First Posted: 1/15/2009
LUMBERTON -- District Attorney Johnson Britt would rather be safe than sorry.
With that in mind, Britt's office has reindicted 15 people who were charged in Robeson County with first-degree capital murder. The new indictments list aggravating circumstances that support the death penalty.
Britt said that his office issued the new indictments after the state Supreme Court on Jan. 22 granted Henry Lee Hunt, who is 58, a stay of execution -- less than 35 hours before he was scheduled to be executed for killing two people in Robeson County in 1984.
Hunt's lawyers are trying to get the Supreme Court to agree that his indictment was defective because it did not list aggravating factors. Aggravating factors -- such as, when a defendant has a prior conviction of violence, or is paid to commit the murder -- are used by the prosecution to argue in favor of the death penalty. In Hunt's case the aggravating factors were that Hunt was paid to commit the murder and that he killed a witness to the murder, Britt said.

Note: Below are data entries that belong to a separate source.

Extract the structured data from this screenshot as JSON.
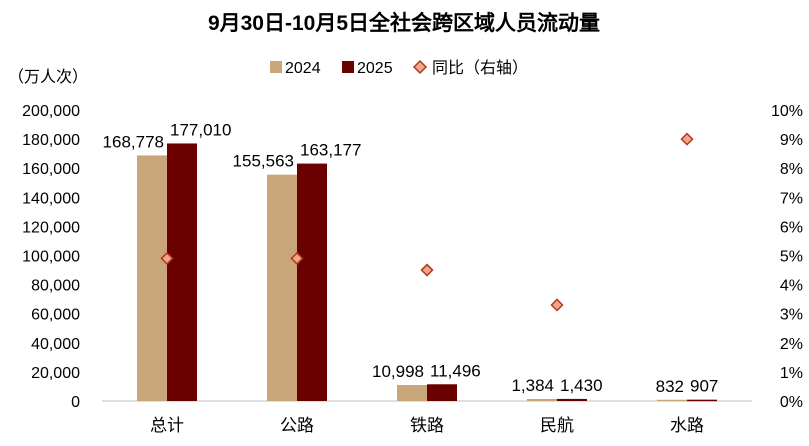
{
  "chart_data": {
    "type": "bar",
    "title": "9月30日-10月5日全社会跨区域人员流动量",
    "ylabel": "（万人次）",
    "ylim": [
      0,
      200000
    ],
    "y_ticks": [
      "0",
      "20,000",
      "40,000",
      "60,000",
      "80,000",
      "100,000",
      "120,000",
      "140,000",
      "160,000",
      "180,000",
      "200,000"
    ],
    "y2lim": [
      0,
      10
    ],
    "y2_ticks": [
      "0%",
      "1%",
      "2%",
      "3%",
      "4%",
      "5%",
      "6%",
      "7%",
      "8%",
      "9%",
      "10%"
    ],
    "categories": [
      "总计",
      "公路",
      "铁路",
      "民航",
      "水路"
    ],
    "series": [
      {
        "name": "2024",
        "color": "#c8a67a",
        "values": [
          168778,
          155563,
          10998,
          1384,
          832
        ],
        "labels": [
          "168,778",
          "155,563",
          "10,998",
          "1,384",
          "832"
        ]
      },
      {
        "name": "2025",
        "color": "#6b0000",
        "values": [
          177010,
          163177,
          11496,
          1430,
          907
        ],
        "labels": [
          "177,010",
          "163,177",
          "11,496",
          "1,430",
          "907"
        ]
      }
    ],
    "line_series": {
      "name": "同比（右轴）",
      "axis": "right",
      "marker": "diamond",
      "fill": "#f2a58e",
      "stroke": "#b03a1a",
      "values": [
        4.9,
        4.9,
        4.5,
        3.3,
        9.0
      ]
    },
    "legend_position": "top-center",
    "grid": false
  }
}
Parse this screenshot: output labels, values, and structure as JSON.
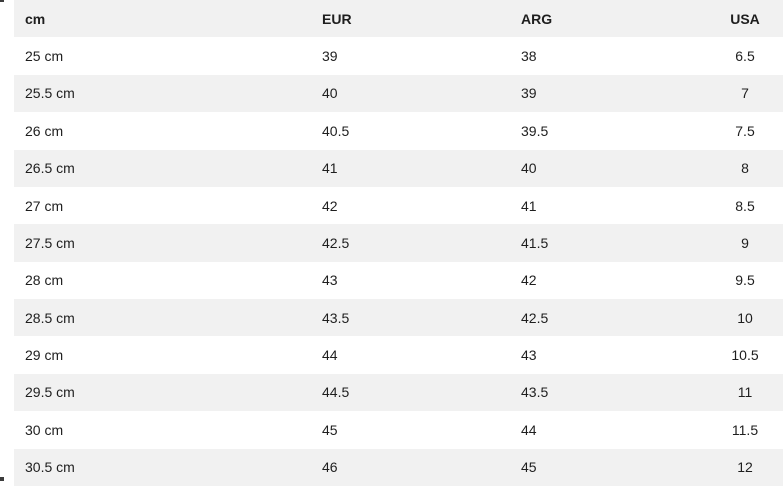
{
  "chart_data": {
    "type": "table",
    "columns": [
      "cm",
      "EUR",
      "ARG",
      "USA"
    ],
    "column_keys": [
      "cm",
      "eur",
      "arg",
      "usa"
    ],
    "column_align": [
      "left",
      "left",
      "left",
      "center"
    ],
    "rows": [
      [
        "25 cm",
        "39",
        "38",
        "6.5"
      ],
      [
        "25.5 cm",
        "40",
        "39",
        "7"
      ],
      [
        "26 cm",
        "40.5",
        "39.5",
        "7.5"
      ],
      [
        "26.5 cm",
        "41",
        "40",
        "8"
      ],
      [
        "27 cm",
        "42",
        "41",
        "8.5"
      ],
      [
        "27.5 cm",
        "42.5",
        "41.5",
        "9"
      ],
      [
        "28 cm",
        "43",
        "42",
        "9.5"
      ],
      [
        "28.5 cm",
        "43.5",
        "42.5",
        "10"
      ],
      [
        "29 cm",
        "44",
        "43",
        "10.5"
      ],
      [
        "29.5 cm",
        "44.5",
        "43.5",
        "11"
      ],
      [
        "30 cm",
        "45",
        "44",
        "11.5"
      ],
      [
        "30.5 cm",
        "46",
        "45",
        "12"
      ]
    ],
    "layout": {
      "striped": true,
      "header_striped": true,
      "first_data_row_background": "white"
    }
  },
  "colors": {
    "stripe": "#f1f1f1",
    "text": "#1e1e1e",
    "background": "#ffffff",
    "artifact": "#3c3c3c"
  }
}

Mitigating factors -- such as a defendant with no significant criminal history or a defendant who committed the murder while mentally impaired -- are used by the defense as reasons a defendant should not be executed.
The N.C. Supreme Court heard Hunt's case on April 8, and Britt said he doesn't expect the court to rule until August. Britt was in court for the hearing, but did not argue before the court. Assistant Attorney General William Hart argued for the state and Steven Holley of New York argued for Hunt.
Britt said the new bills of indictment were drawn up as a precautionary measure in case the Supreme Court rules in Hunt's favor.
“If Hunt wins, the most he could receive is life in prison,” Britt said.
If Hunt wins, he could be eligible for parole because when he was sentenced, there was no life in prison without the opportunity of parole law in North Carolina.
“If he wins, it changes the way that death penalty cases are treated all across the state, and more than 200 inmates on death row,” Britt said.
Each of those 200 inmates would have the same arguments that Hunt does. Britt said they could have their death sentences vacated and have life sentences imposed if Hunt wins.